Last week, Zimbabwe Association of Pension Funds (ZAPF) chairperson Rutendo Magorimbo said contribution arrears were increasing, and savings were declining.

“There is no money for investments,” Magorimbo told businessdigest on the side-lines of the associations’ 48th AGM and conference in Victoria Falls.

“This is why we are trying to mobilise the funds. Remuneration structures have changed. There are now hardship allowances. The pensionable salary is now about a 10th (of total income).

“We actually don’t have enough funds to drive the economy. There is a whole list of projects that have been granted prescribed asset status. But we don’t have the money to drive these projects.”

According Insurance and Pensions Commission (Ipec)’s 2022 fourth quarter pensions report, the average ratio of contribution arrears to contributions was 32%.

This suggests that the amount of income that could be used for investments has been severely reduced.

In real terms, the arrears stood at US$6,3 million during the period.

Usually, when countries do not have domestic savings, they rely on foreign direct investments borrow to fund key projects.

But Zimbabwe, which is currently in debt distress, is unable to access concessional loans from multilateral lenders.

Ipec pensions director Cuthbert Munjoma said given the precarious Zimbabwean situation, the country had to rely on domestic savings.

Munjoma said foreign investors usually assess investment trends by locals before committing funding.
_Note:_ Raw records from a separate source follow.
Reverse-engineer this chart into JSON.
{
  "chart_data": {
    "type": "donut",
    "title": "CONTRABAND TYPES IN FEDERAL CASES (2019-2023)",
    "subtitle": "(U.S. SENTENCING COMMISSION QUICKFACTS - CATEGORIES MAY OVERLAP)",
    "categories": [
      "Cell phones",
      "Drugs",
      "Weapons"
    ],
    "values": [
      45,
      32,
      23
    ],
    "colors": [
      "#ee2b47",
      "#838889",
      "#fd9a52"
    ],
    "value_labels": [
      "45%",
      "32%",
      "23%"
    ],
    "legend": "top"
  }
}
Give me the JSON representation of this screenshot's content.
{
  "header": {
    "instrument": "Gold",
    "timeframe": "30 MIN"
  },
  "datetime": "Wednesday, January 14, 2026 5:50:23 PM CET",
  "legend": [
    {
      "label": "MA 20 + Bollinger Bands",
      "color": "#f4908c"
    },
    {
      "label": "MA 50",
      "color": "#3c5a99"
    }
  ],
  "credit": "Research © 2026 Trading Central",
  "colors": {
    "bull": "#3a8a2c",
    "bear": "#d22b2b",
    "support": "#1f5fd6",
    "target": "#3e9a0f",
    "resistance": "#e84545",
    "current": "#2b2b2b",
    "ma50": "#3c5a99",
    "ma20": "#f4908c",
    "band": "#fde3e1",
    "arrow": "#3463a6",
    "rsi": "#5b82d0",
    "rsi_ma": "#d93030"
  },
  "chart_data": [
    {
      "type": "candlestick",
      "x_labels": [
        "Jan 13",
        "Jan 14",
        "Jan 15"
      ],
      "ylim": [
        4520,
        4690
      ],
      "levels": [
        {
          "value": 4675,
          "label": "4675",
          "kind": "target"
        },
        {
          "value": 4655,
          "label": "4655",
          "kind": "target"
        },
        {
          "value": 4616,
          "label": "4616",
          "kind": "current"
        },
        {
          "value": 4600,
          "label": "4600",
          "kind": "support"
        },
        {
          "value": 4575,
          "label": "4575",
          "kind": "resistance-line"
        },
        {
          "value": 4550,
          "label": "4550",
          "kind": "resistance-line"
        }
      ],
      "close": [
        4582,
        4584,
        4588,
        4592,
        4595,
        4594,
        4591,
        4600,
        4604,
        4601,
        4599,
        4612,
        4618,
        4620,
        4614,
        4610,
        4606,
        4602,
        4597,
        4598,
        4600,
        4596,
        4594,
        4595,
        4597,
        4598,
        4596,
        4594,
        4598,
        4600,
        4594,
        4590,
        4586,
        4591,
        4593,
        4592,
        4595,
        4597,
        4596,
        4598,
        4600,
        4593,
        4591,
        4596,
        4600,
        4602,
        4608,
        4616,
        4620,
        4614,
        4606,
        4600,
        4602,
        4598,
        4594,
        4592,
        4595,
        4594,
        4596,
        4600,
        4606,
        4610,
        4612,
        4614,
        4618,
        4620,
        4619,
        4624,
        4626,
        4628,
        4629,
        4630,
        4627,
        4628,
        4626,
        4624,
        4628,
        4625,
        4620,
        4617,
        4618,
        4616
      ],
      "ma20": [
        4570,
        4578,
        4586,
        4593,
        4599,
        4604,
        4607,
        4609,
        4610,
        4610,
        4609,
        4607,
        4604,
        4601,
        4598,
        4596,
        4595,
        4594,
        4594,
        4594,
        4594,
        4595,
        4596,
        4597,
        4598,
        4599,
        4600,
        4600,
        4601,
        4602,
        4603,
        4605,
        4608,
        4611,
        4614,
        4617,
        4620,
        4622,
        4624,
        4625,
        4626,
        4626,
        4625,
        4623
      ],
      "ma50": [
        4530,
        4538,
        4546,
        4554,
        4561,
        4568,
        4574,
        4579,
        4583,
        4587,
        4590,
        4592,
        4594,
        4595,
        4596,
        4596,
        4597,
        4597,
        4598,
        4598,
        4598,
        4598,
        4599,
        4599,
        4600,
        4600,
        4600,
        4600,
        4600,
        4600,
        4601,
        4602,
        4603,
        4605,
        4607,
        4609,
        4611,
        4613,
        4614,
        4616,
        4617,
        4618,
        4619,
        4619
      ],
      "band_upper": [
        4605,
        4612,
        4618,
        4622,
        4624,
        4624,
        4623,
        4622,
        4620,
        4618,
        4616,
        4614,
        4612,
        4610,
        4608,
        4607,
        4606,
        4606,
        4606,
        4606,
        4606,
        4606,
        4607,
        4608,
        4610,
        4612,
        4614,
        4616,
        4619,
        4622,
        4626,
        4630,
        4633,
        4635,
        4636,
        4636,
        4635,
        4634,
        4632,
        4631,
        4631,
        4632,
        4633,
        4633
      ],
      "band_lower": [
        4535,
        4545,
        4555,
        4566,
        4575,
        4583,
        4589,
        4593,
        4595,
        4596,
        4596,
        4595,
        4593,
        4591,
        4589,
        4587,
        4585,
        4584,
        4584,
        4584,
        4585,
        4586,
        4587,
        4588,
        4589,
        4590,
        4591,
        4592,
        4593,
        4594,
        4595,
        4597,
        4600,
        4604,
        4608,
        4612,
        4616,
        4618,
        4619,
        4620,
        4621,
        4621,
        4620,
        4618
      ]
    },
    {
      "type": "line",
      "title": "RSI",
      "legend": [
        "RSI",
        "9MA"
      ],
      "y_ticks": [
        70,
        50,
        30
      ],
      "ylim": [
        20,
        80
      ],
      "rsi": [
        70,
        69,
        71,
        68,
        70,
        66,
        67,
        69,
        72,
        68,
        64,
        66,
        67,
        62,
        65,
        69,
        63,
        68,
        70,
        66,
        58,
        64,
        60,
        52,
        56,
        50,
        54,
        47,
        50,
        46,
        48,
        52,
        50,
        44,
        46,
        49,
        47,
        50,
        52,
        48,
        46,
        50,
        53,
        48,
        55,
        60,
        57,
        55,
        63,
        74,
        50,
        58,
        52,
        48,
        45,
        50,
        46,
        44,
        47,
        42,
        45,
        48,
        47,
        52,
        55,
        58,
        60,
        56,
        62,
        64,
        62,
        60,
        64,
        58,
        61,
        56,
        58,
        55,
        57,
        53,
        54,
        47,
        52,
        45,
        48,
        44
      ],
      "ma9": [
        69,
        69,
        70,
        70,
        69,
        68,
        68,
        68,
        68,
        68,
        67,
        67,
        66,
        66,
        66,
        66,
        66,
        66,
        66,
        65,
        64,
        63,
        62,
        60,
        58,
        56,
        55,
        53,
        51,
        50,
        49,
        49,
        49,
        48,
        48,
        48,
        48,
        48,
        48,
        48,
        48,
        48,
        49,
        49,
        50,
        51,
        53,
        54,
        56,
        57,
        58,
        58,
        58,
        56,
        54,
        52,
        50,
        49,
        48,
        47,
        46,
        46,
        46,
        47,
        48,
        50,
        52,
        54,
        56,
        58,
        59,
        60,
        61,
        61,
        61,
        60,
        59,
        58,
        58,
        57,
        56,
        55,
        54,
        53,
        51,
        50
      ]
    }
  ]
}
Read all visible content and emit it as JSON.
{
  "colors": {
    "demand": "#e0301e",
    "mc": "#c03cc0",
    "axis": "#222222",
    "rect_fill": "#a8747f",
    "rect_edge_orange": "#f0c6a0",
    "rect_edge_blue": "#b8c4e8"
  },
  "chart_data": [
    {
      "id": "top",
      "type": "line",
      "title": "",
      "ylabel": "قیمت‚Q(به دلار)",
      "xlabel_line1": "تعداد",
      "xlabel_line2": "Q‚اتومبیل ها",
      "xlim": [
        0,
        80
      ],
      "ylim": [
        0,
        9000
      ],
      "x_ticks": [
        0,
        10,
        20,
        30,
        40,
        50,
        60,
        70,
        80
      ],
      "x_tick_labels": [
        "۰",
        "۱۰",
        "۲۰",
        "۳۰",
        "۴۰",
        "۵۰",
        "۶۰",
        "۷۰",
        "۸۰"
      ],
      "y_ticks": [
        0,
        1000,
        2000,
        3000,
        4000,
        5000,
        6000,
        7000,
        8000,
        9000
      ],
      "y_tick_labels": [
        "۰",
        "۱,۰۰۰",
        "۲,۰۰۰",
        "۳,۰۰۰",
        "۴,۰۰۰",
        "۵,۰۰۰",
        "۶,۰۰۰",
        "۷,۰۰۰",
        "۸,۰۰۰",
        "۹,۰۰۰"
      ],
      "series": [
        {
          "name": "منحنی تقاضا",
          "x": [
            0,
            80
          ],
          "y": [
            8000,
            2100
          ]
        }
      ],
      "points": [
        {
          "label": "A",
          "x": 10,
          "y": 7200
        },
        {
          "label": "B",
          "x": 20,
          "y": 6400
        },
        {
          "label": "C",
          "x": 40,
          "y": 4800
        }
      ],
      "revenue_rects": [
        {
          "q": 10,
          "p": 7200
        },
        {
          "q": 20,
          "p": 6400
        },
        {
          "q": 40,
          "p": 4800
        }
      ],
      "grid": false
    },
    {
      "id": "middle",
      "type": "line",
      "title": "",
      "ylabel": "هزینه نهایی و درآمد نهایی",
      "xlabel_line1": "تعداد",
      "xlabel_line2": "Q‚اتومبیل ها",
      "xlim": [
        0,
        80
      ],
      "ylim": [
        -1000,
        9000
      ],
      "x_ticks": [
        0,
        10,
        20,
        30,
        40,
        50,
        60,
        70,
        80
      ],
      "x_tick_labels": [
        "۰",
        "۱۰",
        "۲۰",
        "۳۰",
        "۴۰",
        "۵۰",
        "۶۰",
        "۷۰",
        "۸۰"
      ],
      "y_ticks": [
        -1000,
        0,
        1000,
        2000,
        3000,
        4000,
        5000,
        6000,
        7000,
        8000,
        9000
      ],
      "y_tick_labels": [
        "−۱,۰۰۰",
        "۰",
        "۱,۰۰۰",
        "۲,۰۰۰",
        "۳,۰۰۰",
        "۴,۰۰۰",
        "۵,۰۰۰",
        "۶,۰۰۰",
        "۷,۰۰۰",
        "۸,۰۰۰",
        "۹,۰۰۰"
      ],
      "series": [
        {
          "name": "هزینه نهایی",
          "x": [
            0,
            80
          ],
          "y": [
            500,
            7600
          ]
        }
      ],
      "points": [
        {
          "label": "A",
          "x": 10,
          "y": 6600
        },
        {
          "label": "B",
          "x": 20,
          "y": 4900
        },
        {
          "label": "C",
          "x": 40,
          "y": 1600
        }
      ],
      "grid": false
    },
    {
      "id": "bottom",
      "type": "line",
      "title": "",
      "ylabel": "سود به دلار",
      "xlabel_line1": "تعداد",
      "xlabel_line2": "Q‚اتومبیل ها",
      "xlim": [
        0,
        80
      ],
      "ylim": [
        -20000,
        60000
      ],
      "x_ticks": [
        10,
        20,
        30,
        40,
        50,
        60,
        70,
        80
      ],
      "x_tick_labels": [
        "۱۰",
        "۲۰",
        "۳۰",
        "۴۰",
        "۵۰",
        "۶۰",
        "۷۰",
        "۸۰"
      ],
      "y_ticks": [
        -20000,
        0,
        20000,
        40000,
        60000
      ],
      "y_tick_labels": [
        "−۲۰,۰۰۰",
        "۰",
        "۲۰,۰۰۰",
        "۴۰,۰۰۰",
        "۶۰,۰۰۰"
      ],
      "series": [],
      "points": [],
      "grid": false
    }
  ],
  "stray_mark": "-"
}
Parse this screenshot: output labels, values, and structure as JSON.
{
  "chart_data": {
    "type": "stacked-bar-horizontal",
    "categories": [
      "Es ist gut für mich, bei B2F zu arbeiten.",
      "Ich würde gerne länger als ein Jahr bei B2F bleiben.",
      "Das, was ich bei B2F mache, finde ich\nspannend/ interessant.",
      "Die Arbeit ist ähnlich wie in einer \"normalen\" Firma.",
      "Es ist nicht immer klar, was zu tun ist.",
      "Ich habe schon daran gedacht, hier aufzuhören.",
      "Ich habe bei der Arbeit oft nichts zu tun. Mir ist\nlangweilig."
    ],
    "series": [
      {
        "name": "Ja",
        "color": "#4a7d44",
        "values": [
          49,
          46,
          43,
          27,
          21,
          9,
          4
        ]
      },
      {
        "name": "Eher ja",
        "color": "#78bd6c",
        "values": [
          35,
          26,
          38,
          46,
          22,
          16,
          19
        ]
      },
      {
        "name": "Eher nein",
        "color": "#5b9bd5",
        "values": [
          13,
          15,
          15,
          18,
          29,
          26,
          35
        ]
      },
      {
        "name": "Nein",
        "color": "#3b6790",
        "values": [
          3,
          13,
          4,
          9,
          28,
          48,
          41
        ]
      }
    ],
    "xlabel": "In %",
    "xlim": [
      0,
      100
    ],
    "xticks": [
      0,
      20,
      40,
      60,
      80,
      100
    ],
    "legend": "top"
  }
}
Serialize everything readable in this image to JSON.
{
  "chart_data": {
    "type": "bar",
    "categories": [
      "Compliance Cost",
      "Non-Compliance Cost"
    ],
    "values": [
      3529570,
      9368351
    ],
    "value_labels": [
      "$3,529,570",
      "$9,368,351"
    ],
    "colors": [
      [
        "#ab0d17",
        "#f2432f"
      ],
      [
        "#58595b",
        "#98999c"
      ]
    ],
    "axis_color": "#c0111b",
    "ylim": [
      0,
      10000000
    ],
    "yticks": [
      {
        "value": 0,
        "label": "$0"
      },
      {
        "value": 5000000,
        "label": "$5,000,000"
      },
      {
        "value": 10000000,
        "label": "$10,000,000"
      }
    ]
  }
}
“They take a cue from locals. They say you do not believe in your own economy, why do you want to convince a foreigner? If you no longer have money in local savings, how do you develop your economy,” he said.

Munjoma said the market had also been affected by high cost of living.

“The impact is that the long-term savings will be little. There is no economy that develops without domestic savings. Domestic savings are the largest sources the world over for financial intermediation capital,” he said.

“Banks do lend but the source of capital is long-term capital market.”